Teatr Publiczny 1765-2015. Przedstawienia. PRL - ebook
Teatr Publiczny 1765-2015. Przedstawienia. PRL - ebook
Książka Joanny Krakowskiej stanowi pasjonującą lekturę, gdyż autorka posiada niebywałą zdolność kojarzenia związków nieoczywistych. Świetnie zna okres, który opisuje i z zniebywałą swobodą i trafnością, dystretnie wspierając się faktografią i dokumentacją, steruje uwagą czytelnika. Nawet jeśli stawiane tezy wydają się zaskakujące, mają silne oparcie w źródłach. Niewątpliwym walorem książki jest doskonale płynąca narracja, zawsze zachowująca jasność i zaskakująca błyskotliwymi zderzeniami opisywanych zjawisk. Dziesięć sesjów zawartych w PRL. Przedstawienia składa się na wnikliwe studium o sztuce teatru, środowisku teatralnym i szerzej - inteligencji w ciągu czterech powojennych dekad.
Spis treści
spis treści
wprowadzenie
1. Elektra,
czyli powstanie
2. Meir Ezofowicz,
czyli Żydzi
3. Pociąg do Marsylii,
czyli terror
4. Święto Winkelrida,
czyli torsje
5. Kartoteka,
czyli bohaterka
6. Rzecz listopadowa,
czyli dziedzictwo
7. Dawne czasy,
czyli salon
8. Pluskwa,
czyli konformizm
9. Kubuś Fatalista,
czyli śmiech
10. Sen o Bezgrzesznej,
czyli marzenia
bibliografia
indeks
Kategoria: | Kino i Teatr |
Zabezpieczenie: |
Watermark
|
ISBN: | 978-83-64822-90-2 |
Rozmiar pliku: | 57 MB |
FRAGMENT KSIĄŻKI
Zapomnijmy o bezinteresowności. Patrzenie w przeszłość nie jest zajęciem dla obiektywnych obserwatorów, obojętnych arbitrów i asekurantów. Neutralność i deklarowany brak uprzedzeń? To chyba nieporozumienie, skoro mamy mówić o historii. Bezstronność? Żart. Patrzenie wstecz, oglądanie się w przeszłość to nie idealistyczne poszukiwanie mądrości, ale zbieranie argumentów i puent na potrzeby sporów o narracje. Sporów nie tyle historycznych, choć umocowanych w przeszłości, ile współczesnych. W przeszłość patrzymy bowiem stąd, a nie skądinąd. Po lekturze codziennej gazety, znad świeżo wydanej książki, przez pryzmat postów na Facebooku i tweetów na Twitterze, przez fanpejdże muzeów, serwisy historyczne, nostalgiczne portale i z własnej kanapy, skąd telewizyjny pilot zarządza na chybił trafił naszymi nastawieniami – od sentymentów do resentymentów, od zainteresowania po znudzenie, od rozumienia złożoności po jednoznaczność sądów.

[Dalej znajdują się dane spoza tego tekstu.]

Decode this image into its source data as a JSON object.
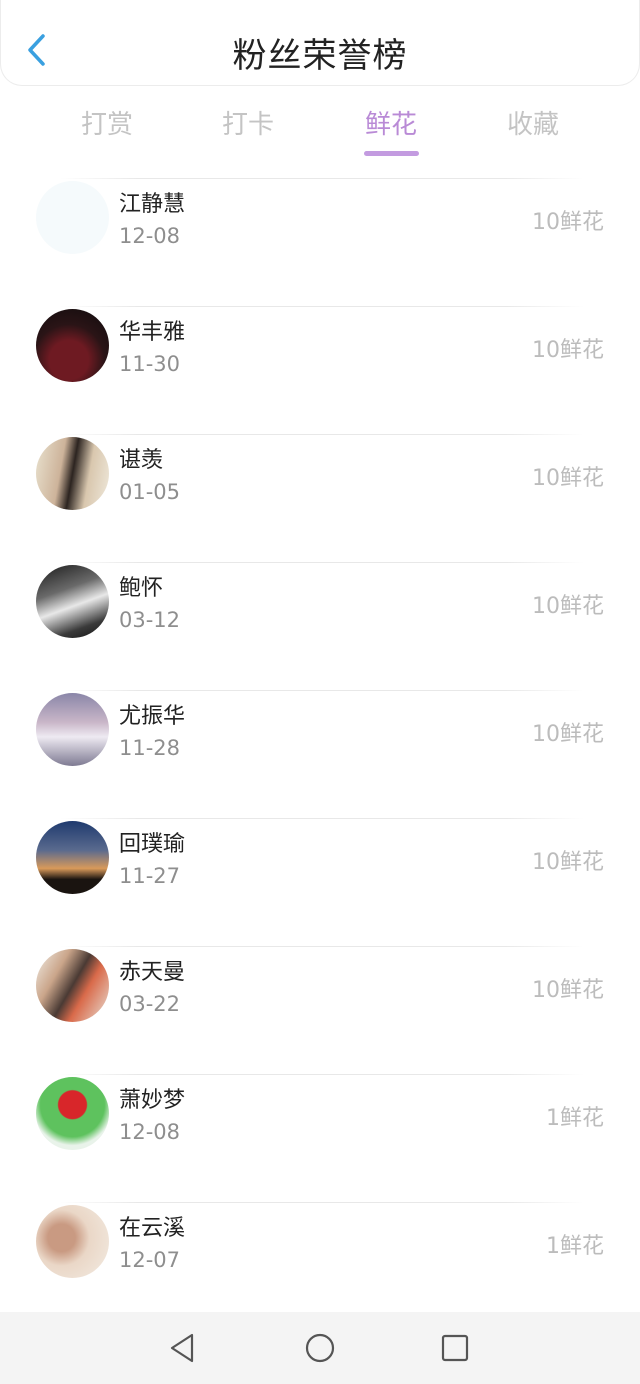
{
  "header": {
    "title": "粉丝荣誉榜",
    "back_icon": "chevron-left-icon",
    "accent": "#3aa0e0"
  },
  "tabs": [
    {
      "label": "打赏",
      "active": false
    },
    {
      "label": "打卡",
      "active": false
    },
    {
      "label": "鲜花",
      "active": true
    },
    {
      "label": "收藏",
      "active": false
    }
  ],
  "tab_active_color": "#b98ad6",
  "list": [
    {
      "name": "江静慧",
      "date": "12-08",
      "amount": "10鲜花"
    },
    {
      "name": "华丰雅",
      "date": "11-30",
      "amount": "10鲜花"
    },
    {
      "name": "谌羡",
      "date": "01-05",
      "amount": "10鲜花"
    },
    {
      "name": "鲍怀",
      "date": "03-12",
      "amount": "10鲜花"
    },
    {
      "name": "尤振华",
      "date": "11-28",
      "amount": "10鲜花"
    },
    {
      "name": "回璞瑜",
      "date": "11-27",
      "amount": "10鲜花"
    },
    {
      "name": "赤天曼",
      "date": "03-22",
      "amount": "10鲜花"
    },
    {
      "name": "萧妙梦",
      "date": "12-08",
      "amount": "1鲜花"
    },
    {
      "name": "在云溪",
      "date": "12-07",
      "amount": "1鲜花"
    }
  ],
  "navbar": {
    "back_icon": "triangle-back-icon",
    "home_icon": "circle-home-icon",
    "recents_icon": "square-recents-icon"
  }
}
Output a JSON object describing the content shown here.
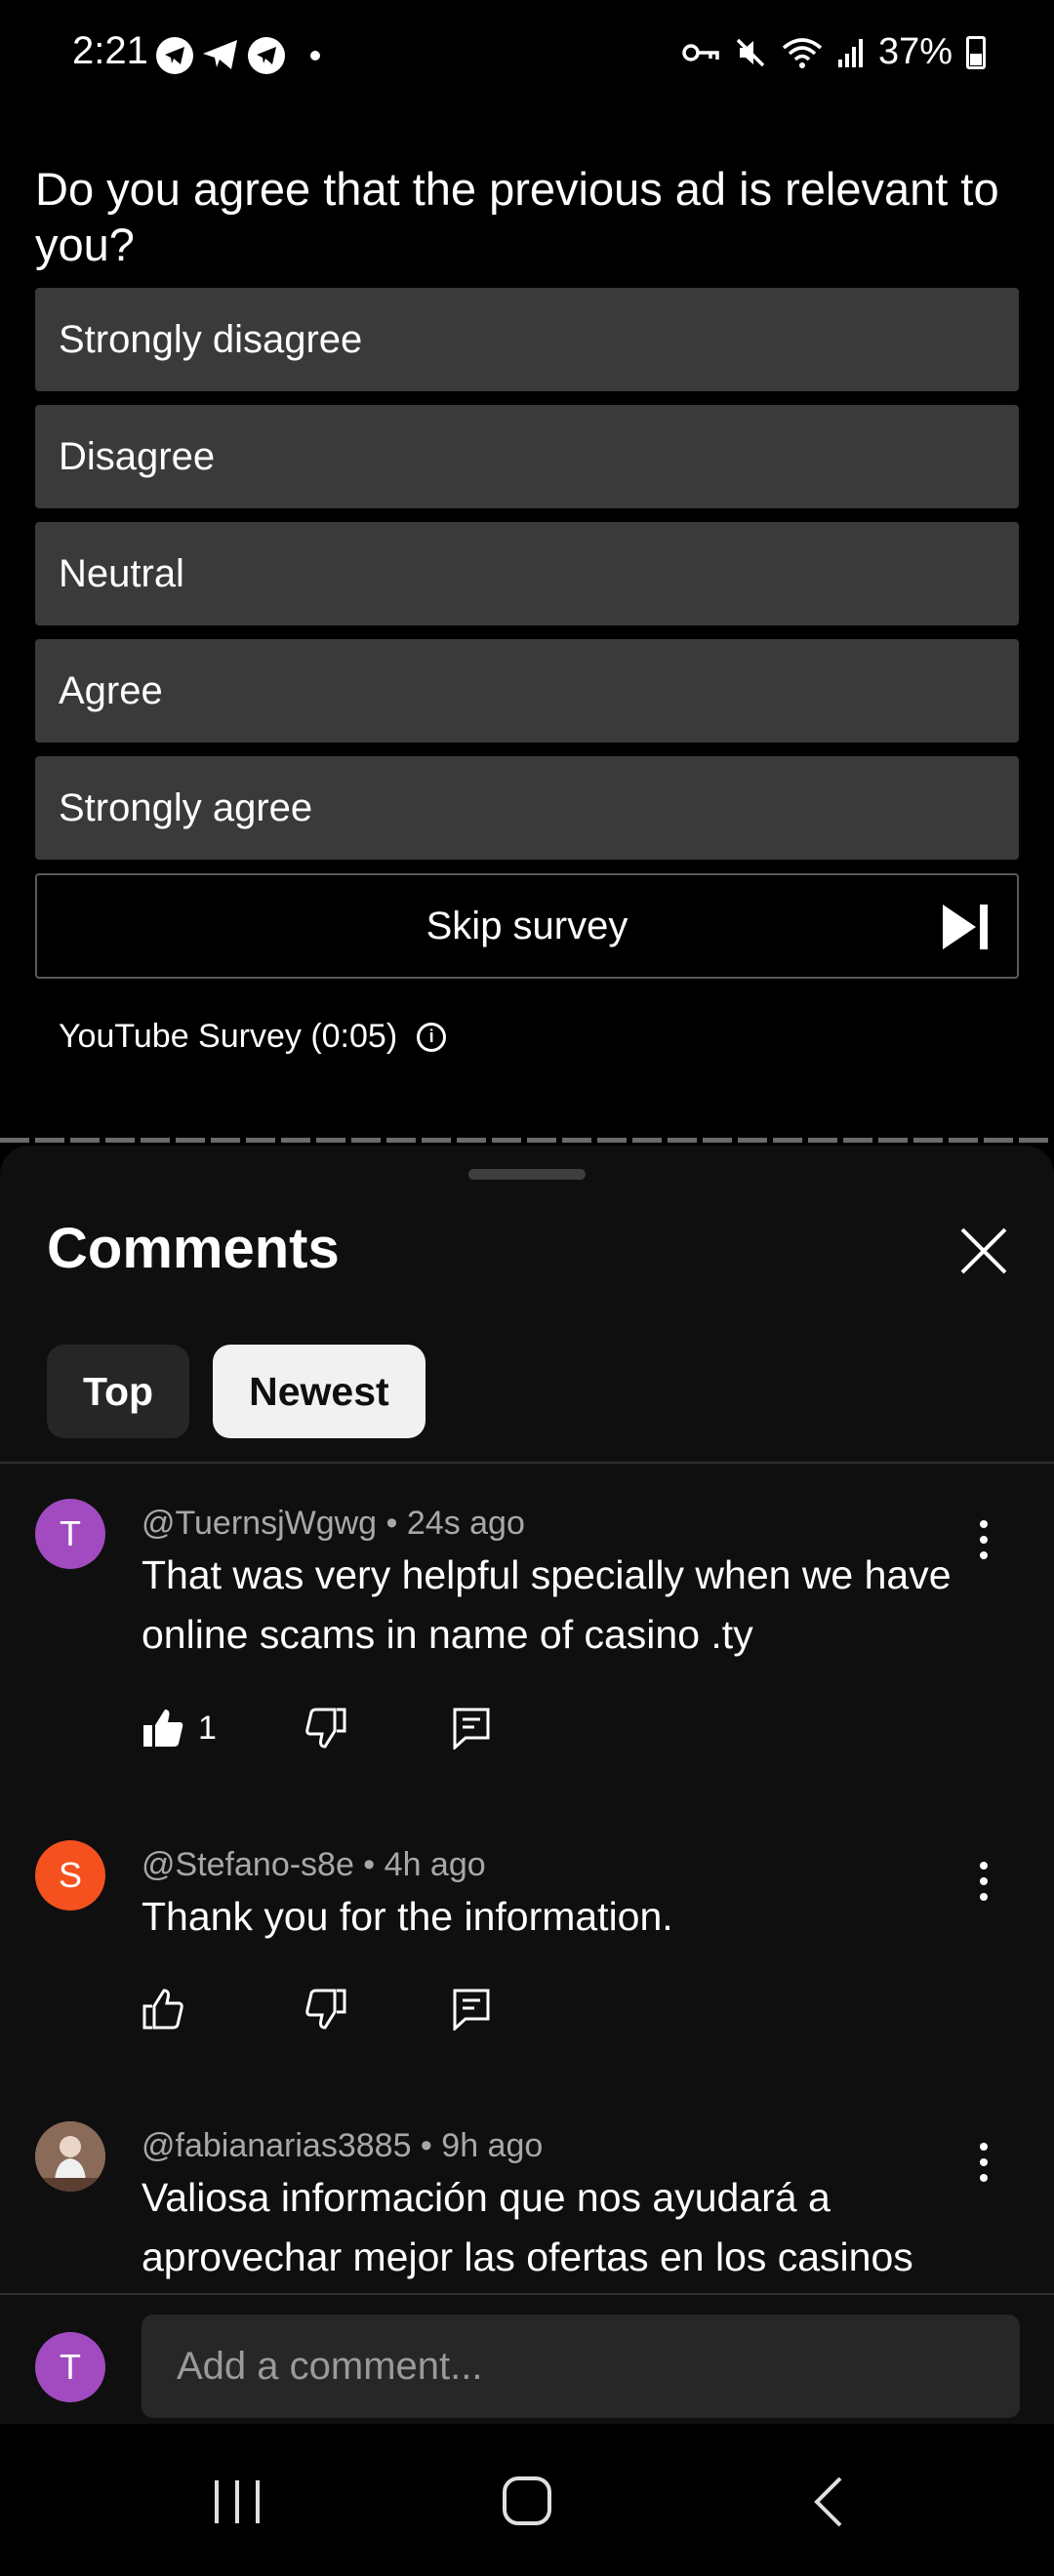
{
  "status_bar": {
    "time": "2:21",
    "battery": "37%",
    "icons": [
      "telegram-icon",
      "telegram-icon",
      "telegram-icon",
      "notification-dot",
      "vpn-key-icon",
      "mute-icon",
      "wifi-icon",
      "signal-icon",
      "battery-icon"
    ]
  },
  "survey": {
    "question": "Do you agree that the previous ad is relevant to you?",
    "options": [
      "Strongly disagree",
      "Disagree",
      "Neutral",
      "Agree",
      "Strongly agree"
    ],
    "skip_label": "Skip survey",
    "footer": "YouTube Survey (0:05)"
  },
  "comments_panel": {
    "title": "Comments",
    "tabs": [
      {
        "label": "Top",
        "selected": false
      },
      {
        "label": "Newest",
        "selected": true
      }
    ],
    "comments": [
      {
        "avatar_letter": "T",
        "avatar_color": "#a24bc0",
        "meta": "@TuernsjWgwg • 24s ago",
        "text": "That was very helpful specially when we have online scams in name of casino .ty",
        "likes": "1"
      },
      {
        "avatar_letter": "S",
        "avatar_color": "#f4511e",
        "meta": "@Stefano-s8e • 4h ago",
        "text": "Thank you for the information.",
        "likes": ""
      },
      {
        "avatar_letter": "",
        "avatar_color": "#7a5a48",
        "meta": "@fabianarias3885 • 9h ago",
        "text": "Valiosa información que nos ayudará a aprovechar mejor las ofertas en los casinos",
        "likes": ""
      }
    ],
    "input": {
      "avatar_letter": "T",
      "placeholder": "Add a comment..."
    }
  },
  "colors": {
    "sheet_bg": "#0f0f0f",
    "option_bg": "#3a3a3a",
    "chip_selected_bg": "#f1f1f1"
  }
}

Żadna neutralność nie utrzyma się więc wobec presji informacji i afektów, bezstronność w spornych kwestiach zostanie odrzucona pod wpływem emocji, antagonizmy wymuszą samookreślenie. W historyczną przeszłość spoglądamy też – chcąc nie chcąc – z placu publicznego, na którym toczy się nieustająca awantura. Stosunek do historii, zwłaszcza tej najnowszej, jest niemal zawsze pochodną aktualnego życia publicznego, w którym do głosu dochodzą wyraźne stanowiska polityczne czy światopoglądowe. Będąc najczęściej stroną w sprawie, nie możemy być bezinteresowni.
Interesem tej i kolejnych książek w serii Teatr publiczny. Przedstawienia – prezentujących historię polskiego teatru nowoczesnego – jest komplikowanie i utrudnianie jednoznaczności sądów. Wynika to z rozumienia teatru jako miejsca czynnej konfrontacji fantazmatycznych wizji, idei artystycznych, aspiracji społecznych, uwarunkowań ekonomicznych i instytucjonalnych. A skutkuje – przedstawianiem teatru w szerokim kontekście życia publicznego, decydującym o jego interpretacjach i tworzącym ramę historycznej narracji.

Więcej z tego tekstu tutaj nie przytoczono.